Simandou 2040 et efficacité de l’action publique : la société civile prête à accompagner une gouvernance fondée sur les résultats
Conakry, le 5 septembre 2026
Excellence Monsieur le Président de la République,
La Plateforme Nationale de l’Union Citoyenne pour l’Émergence de la Guinée (PN-UCEG) a suivi avec une attention particulière les orientations que vous avez données au Gouvernement lors du Conseil des ministres du 3 septembre 2026, notamment concernant la mise en œuvre du Programme Simandou 2040, l’efficacité de l’action gouvernementale et l’obligation de résultats.
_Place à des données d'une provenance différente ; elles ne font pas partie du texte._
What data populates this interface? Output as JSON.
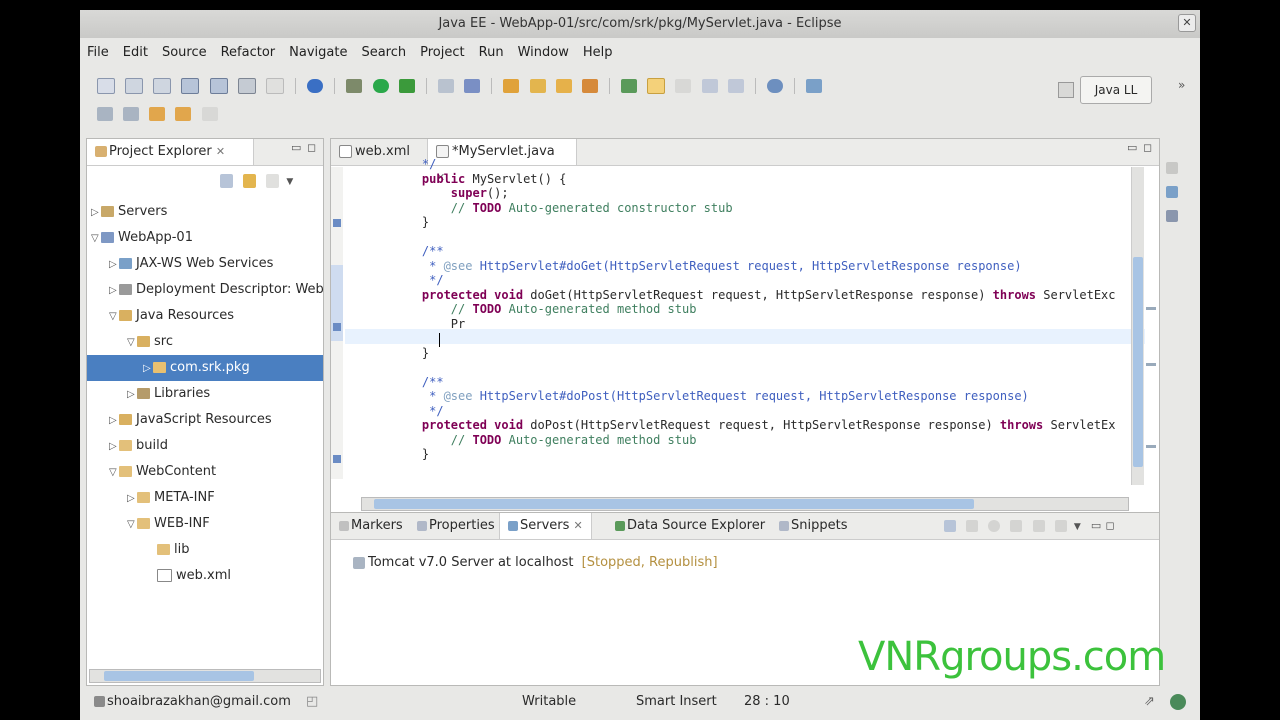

Après analyse de votre intervention, nous souhaitons publiquement saluer cette exigence de responsabilité dans la gestion de l’action publique et vous réaffirmer notre disponibilité à accompagner, dans le respect de notre indépendance et de notre mission citoyenne, toute dynamique visant à améliorer concrètement les conditions de vie des populations guinéennes.
Monsieur le Président de la République,
Une affirmation retient particulièrement notre attention :
« Chaque franc guinéen engagé doit produire un résultat visible, mesurable et vérifiable. »
Cette exigence rejoint une conviction que nous défendons : la véritable finalité de la dépense publique n’est pas simplement l’exécution d’un budget, mais le changement qu’elle produit dans la vie du citoyen.
Une école construite doit permettre aux enfants d’étudier dans de meilleures conditions.
Un centre de santé doit permettre aux populations d’accéder effectivement aux soins.
Une route doit faciliter la mobilité des personnes et des biens.
Un investissement agricole doit contribuer à améliorer la production et les revenus.
Une politique d’emploi doit créer des opportunités réelles pour les jeunes.
C’est pourquoi nous partageons votre exigence : chaque franc public dépensé doit pouvoir être relié à un résultat concret pour la Nation.
ALLER SUR LE TERRAIN POUR CONTRÔLER, DÉCIDER ET RÉSOUDRE
Monsieur le Président,
Nous avons également accordé une attention particulière à votre instruction demandant aux membres du Gouvernement d’être davantage présents sur le terrain.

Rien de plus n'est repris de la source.